Es por ello, que el Reino de Marruecos tiene el Derecho y la Obligación de defender su integridad territorial y su soberanía sobre el Sáhara. Y para encontrar una solución pacifica y realista a esta disputa geopolítica, Marruecos presento, en 2007, ante una inacción malintencionada del frente Polisario y sus monitores argelinos, una iniciativa de Autonomía para las Provincias del Sur. Ofreciendo en esta forma una respuesta constructiva al llamado del Consejo de Seguridad de la ONU y garantizando a través de ella a los ciudadanos la posibilidad de gestionar democráticamente sus asuntos.

Señor Presidente,
Las aspiraciones separatistas del Frente Polisario son de imposible realización por falta de un fundamento legal. De una parte, nunca hubo una nación saharaui ni antes ni después del colonialismo español. Por otra parte, el Frente Polisario jamás fue elegido democráticamente como representante de la población sahariana. Sino que se autoproclamó portavoz de una población que se encuentra secuestrada en los campamentos de Tinduf, sin libertad de circulación o de expresión.
Las reclamaciones del Polisario son sobre todo inaceptables por el riesgo que representa este movimiento separatista para la seguridad y la estabilidad de la región. Sus dirigentes están implicados en actividades ilegales que han sido documentadas por instancias de las Naciones Unidas y de la Unión Europea. Además de la malversación de la ayuda humanitaria internacional y las violaciones de derechos humanos en los campos de Tinduf, el Polisario tiene vínculos estrechos con grupos terroristas y redes de narcotráfico.

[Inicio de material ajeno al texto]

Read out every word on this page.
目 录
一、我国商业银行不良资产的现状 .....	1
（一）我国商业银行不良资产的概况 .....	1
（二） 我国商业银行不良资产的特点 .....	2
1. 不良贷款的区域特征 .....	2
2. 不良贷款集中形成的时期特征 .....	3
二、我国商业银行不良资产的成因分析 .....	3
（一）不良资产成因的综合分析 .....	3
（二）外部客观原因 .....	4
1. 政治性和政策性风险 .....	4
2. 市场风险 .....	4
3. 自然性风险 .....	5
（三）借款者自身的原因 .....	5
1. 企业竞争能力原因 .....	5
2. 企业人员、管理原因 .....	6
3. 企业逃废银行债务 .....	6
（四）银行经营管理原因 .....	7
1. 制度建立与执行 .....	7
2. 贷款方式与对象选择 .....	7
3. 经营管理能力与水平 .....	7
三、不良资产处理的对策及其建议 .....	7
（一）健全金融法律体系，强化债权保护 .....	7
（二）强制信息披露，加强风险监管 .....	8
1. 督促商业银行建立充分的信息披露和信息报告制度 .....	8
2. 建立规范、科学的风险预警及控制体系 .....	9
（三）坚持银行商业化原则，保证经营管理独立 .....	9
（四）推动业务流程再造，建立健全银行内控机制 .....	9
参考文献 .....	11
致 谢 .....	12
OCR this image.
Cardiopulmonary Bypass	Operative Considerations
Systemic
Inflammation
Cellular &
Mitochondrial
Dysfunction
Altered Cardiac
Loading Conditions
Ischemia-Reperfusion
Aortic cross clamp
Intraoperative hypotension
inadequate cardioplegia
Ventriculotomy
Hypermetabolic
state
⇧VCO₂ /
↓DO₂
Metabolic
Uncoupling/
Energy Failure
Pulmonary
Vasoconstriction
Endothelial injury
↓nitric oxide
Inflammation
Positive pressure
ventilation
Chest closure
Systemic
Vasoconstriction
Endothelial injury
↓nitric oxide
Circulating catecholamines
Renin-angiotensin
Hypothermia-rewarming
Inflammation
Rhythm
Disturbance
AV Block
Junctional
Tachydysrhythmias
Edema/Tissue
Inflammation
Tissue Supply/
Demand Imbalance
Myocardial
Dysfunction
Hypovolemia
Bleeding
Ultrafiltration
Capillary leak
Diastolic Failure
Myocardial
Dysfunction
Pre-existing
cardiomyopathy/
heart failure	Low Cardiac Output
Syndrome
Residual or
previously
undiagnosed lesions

Desde su creación este movimiento cometió actos terroristas. El Polisario ordenó el asesinato y secuestro de los cooperantes franceses en mayo de 1977 y la muerte de los pescadores canarios y gallegos en noviembre de 1978. También permitió violaciones sistemáticas de los derechos humanos en Tinduf y su actual secretario general, Brahim Ghali, está imputado por la Audiencia Nacional de España, por genocidio y crímenes de Lesa Humanidad.
Señor Presidente, Señoras y Señores,
El Reino de Marruecos como país soberano desempeña un papel destacado en la preservación de la paz y la estabilidad de África y de Europa, en una coyuntura regional e internacional de inseguridad explosiva marcada por un caos humanitario y eso a través de la cooperación efectiva en materia de seguridad, la implementación de programas de concientización sobre el Islam tolerante y su mediación en las crisis regionales.  
Por ello y como partidario de preservar la soberanía de los pueblos y la integridad territorial de los Estados, elegí concluir mi intervención recordando el párrafo 6 de la Resolución 1514 de la Asamblea General que estipula: “Todo intento encaminado a quebrantar total o parcialmente la unidad nacional y la integridad territorial de un país es incompatible con los propósitos y principios de la Carta de las Naciones Unidas”.
En virtud de esta clausula la honorable organización de las Naciones Unidas tiene la responsabilidad de apoyar a Marruecos en la defensa legítima e incondicional de su soberanía y su integridad territorial. Además, debe poner fin al activismo ilegal de un grupúsculo separatista que pone en jaque la estabilidad regional y la seguridad internacional.